Estimation of demand models for long-distance international travel – Key determinants for Swedes’ travel abroad

Authors

  • Ida Kristoffersson VTI Swedish National Road and Transport Research Institute
  • Chengxi Liu VTI Swedish Road and Transport Research Institute

DOI:

https://doi.org/10.59490/ejtir.2024.24.4.6696

Keywords:

Long-distance international travel, Mode and destination choice, Large-scale transport model

Abstract

Although long-distance international travel contributes significantly to global emissions from the transport sector, disaggregated travel demand forecasting models on long-distance international travel are scarce. Large infrastructure investments such as high-speed rail may have a profound impact on long-distance international travel demand and thus need to be evaluated using such models. In this study, a disaggregated travel demand forecasting model is estimated using Swedish national travel survey data from 2011-2016 along with detailed supply data from European road, train, and ferry networks and a World-wide air network, aiming at forecasting Swedes’ long-distance travel abroad.
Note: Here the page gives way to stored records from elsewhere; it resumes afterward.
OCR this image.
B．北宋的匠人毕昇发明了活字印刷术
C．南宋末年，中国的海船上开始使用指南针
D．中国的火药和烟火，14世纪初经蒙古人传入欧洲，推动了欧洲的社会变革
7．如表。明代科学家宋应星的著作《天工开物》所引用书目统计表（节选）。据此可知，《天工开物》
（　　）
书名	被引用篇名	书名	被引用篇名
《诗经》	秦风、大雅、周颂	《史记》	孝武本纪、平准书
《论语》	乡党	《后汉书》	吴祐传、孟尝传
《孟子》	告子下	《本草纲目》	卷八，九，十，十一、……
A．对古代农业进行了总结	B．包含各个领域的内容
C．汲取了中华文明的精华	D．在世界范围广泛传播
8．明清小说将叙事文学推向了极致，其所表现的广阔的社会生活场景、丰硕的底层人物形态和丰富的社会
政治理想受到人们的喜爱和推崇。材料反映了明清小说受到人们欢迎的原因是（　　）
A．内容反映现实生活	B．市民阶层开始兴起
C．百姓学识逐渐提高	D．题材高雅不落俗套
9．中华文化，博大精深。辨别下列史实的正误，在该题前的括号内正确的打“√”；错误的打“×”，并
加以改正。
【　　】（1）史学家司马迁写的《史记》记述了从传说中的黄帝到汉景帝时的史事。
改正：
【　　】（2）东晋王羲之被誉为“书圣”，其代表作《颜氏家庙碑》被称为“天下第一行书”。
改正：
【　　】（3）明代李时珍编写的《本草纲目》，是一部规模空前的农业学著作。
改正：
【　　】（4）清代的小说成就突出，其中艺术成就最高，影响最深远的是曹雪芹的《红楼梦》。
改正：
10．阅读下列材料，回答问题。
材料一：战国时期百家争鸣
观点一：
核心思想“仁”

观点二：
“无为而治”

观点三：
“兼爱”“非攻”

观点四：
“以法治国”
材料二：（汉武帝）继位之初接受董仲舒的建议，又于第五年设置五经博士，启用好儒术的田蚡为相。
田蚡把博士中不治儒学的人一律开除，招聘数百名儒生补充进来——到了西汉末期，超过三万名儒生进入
Mode choice, destination choice and trip generation are modelled by traditional Nested Logit models and Multinomial Logit models. The model is segmented by purpose (private or business) and for private trips also by number of nights away. The model estimation results reveal effects of individual socio-economic attributes, level-of-service attributes, and destination characteristics. Marginal effect estimates of level-of-service attributes for train suggest that infrastructure investments in high-speed rail network may have a profound effect on demand for long-distance international travel, especially for business trips.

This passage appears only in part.